In particolare, Mizintsev ha chiarito che dei giornalisti di media stranieri si sono recati ​​in anticipo nella città di Kremennaya, nella regione di Severodonetsk, stabilendosi nell'edificio dell'ospedale regionale per filmare una provocazione preparata dall'esercito ucraino, che prevede il bombardamento di ambulanze che trasportano pazienti, presumibilmente da parte dei militari russi.

"Nel villaggio di Belogorovka, nel distretto di Popasnyansky, i neonazisti hanno minato dei serbatoi col cloro, nei pressi del canale dell'acqua, che hanno in programma di far saltare quando le unità della milizia della Repubblica Popolare di Lugansk si avvicineranno alla città".

Inoltre, a Ragovka, un villaggio nella regione di Kiev, le autorità ucraine hanno in programma di organizzare una provocazione riprendendo le immagini dell'apertura di fosse comuni di civili, presumibilmente uccisi dal personale militare russo.
"Al fine di trasmettere maggiore credibilità [...] un gruppo di esperti forensi ucraini e membri della polizia nazionale saranno coinvolti nelle riprese".

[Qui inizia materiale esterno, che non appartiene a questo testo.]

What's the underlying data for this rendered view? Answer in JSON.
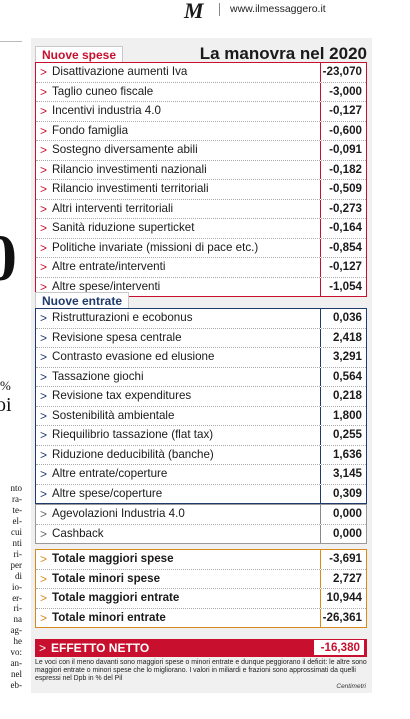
{
  "masthead": {
    "logo": "M",
    "site": "www.ilmessaggero.it"
  },
  "left_fragment": {
    "big_number": "0",
    "small_text": "%",
    "heading_text": "oi",
    "text_lines": [
      "nto",
      "ra-",
      "te-",
      "el-",
      "cui",
      "nti",
      "ri-",
      "per",
      "di",
      "io-",
      "er-",
      "ri-",
      "na",
      "ag-",
      "he",
      "vo:",
      "an-",
      "nel",
      "eb-"
    ]
  },
  "infographic": {
    "spese_tab": "Nuove spese",
    "title": "La manovra nel 2020",
    "spese": [
      {
        "label": "Disattivazione aumenti Iva",
        "value": "-23,070"
      },
      {
        "label": "Taglio cuneo fiscale",
        "value": "-3,000"
      },
      {
        "label": "Incentivi industria 4.0",
        "value": "-0,127"
      },
      {
        "label": "Fondo famiglia",
        "value": "-0,600"
      },
      {
        "label": "Sostegno diversamente abili",
        "value": "-0,091"
      },
      {
        "label": "Rilancio investimenti nazionali",
        "value": "-0,182"
      },
      {
        "label": "Rilancio investimenti territoriali",
        "value": "-0,509"
      },
      {
        "label": "Altri interventi territoriali",
        "value": "-0,273"
      },
      {
        "label": "Sanità riduzione superticket",
        "value": "-0,164"
      },
      {
        "label": "Politiche invariate (missioni di pace etc.)",
        "value": "-0,854"
      },
      {
        "label": "Altre entrate/interventi",
        "value": "-0,127"
      },
      {
        "label": "Altre spese/interventi",
        "value": "-1,054"
      }
    ],
    "entrate_tab": "Nuove entrate",
    "entrate": [
      {
        "label": "Ristrutturazioni e ecobonus",
        "value": "0,036"
      },
      {
        "label": "Revisione spesa centrale",
        "value": "2,418"
      },
      {
        "label": "Contrasto evasione ed elusione",
        "value": "3,291"
      },
      {
        "label": "Tassazione giochi",
        "value": "0,564"
      },
      {
        "label": "Revisione tax expenditures",
        "value": "0,218"
      },
      {
        "label": "Sostenibilità ambientale",
        "value": "1,800"
      },
      {
        "label": "Riequilibrio tassazione (flat tax)",
        "value": "0,255"
      },
      {
        "label": "Riduzione deducibilità (banche)",
        "value": "1,636"
      },
      {
        "label": "Altre entrate/coperture",
        "value": "3,145"
      },
      {
        "label": "Altre spese/coperture",
        "value": "0,309"
      }
    ],
    "altre": [
      {
        "label": "Agevolazioni Industria 4.0",
        "value": "0,000"
      },
      {
        "label": "Cashback",
        "value": "0,000"
      }
    ],
    "totali": [
      {
        "label": "Totale maggiori spese",
        "value": "-3,691"
      },
      {
        "label": "Totale minori spese",
        "value": "2,727"
      },
      {
        "label": "Totale maggiori entrate",
        "value": "10,944"
      },
      {
        "label": "Totale minori entrate",
        "value": "-26,361"
      }
    ],
    "effetto": {
      "label": "EFFETTO NETTO",
      "value": "-16,380"
    },
    "note": "Le voci con il meno davanti sono maggiori spese o minori entrate e dunque peggiorano il deficit: le altre sono maggiori entrate o minori spese che lo migliorano. I valori in miliardi e frazioni sono approssimati da quelli espressi nel Dpb in % del Pil",
    "credit": "Centimetri"
  },
  "colors": {
    "red": "#c8102e",
    "blue": "#1f3a6e",
    "orange": "#d98a1c",
    "panel_bg": "#f0f0f0"
  }
}
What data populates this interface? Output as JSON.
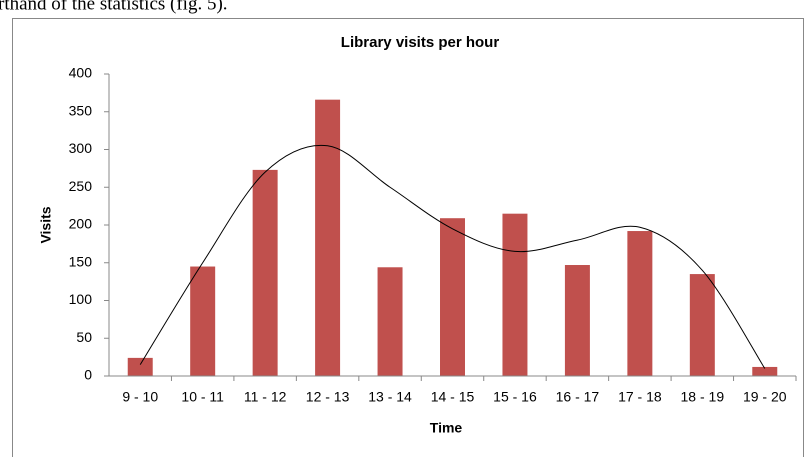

Mizintsev ha sottolineato che "simili azioni e provocazioni da parte delle autorità ucraine dimostrano ancora una volta il loro atteggiamento disumano nei confronti del destino del popolo ucraino, oltre ad indicare un completo disprezzo di tutte le norme della moralità e del diritto umanitario internazionale".
La Russia ha lanciato un'operazione militare speciale in Ucraina il 24 febbraio.
Il presidente Vladimir Putin ha definito il suo obiettivo "la protezione delle persone che sono state vittime di violenze e genocidio da parte del regime di Kiev per otto anni".
Per questo, secondo lui, è necessario condurre la "smilitarizzazione e denazificazione dell'Ucraina", assicurando alla giustizia tutti i criminali di guerra responsabili dei "crimini sanguinari contro i civili" nel Donbass.
Secondo il ministero della Difesa russo, le forze armate colpiscono solo le infrastrutture militari e le truppe ucraine.
Il 25 marzo, gli obbiettivi principali della prima fase, compresa la riduzione significativa del potenziale militare dell'Ucraina, sono stati raggiunti.
Il dipartimento militare russo ha definito come obbiettivo principale la liberazione del Donbass.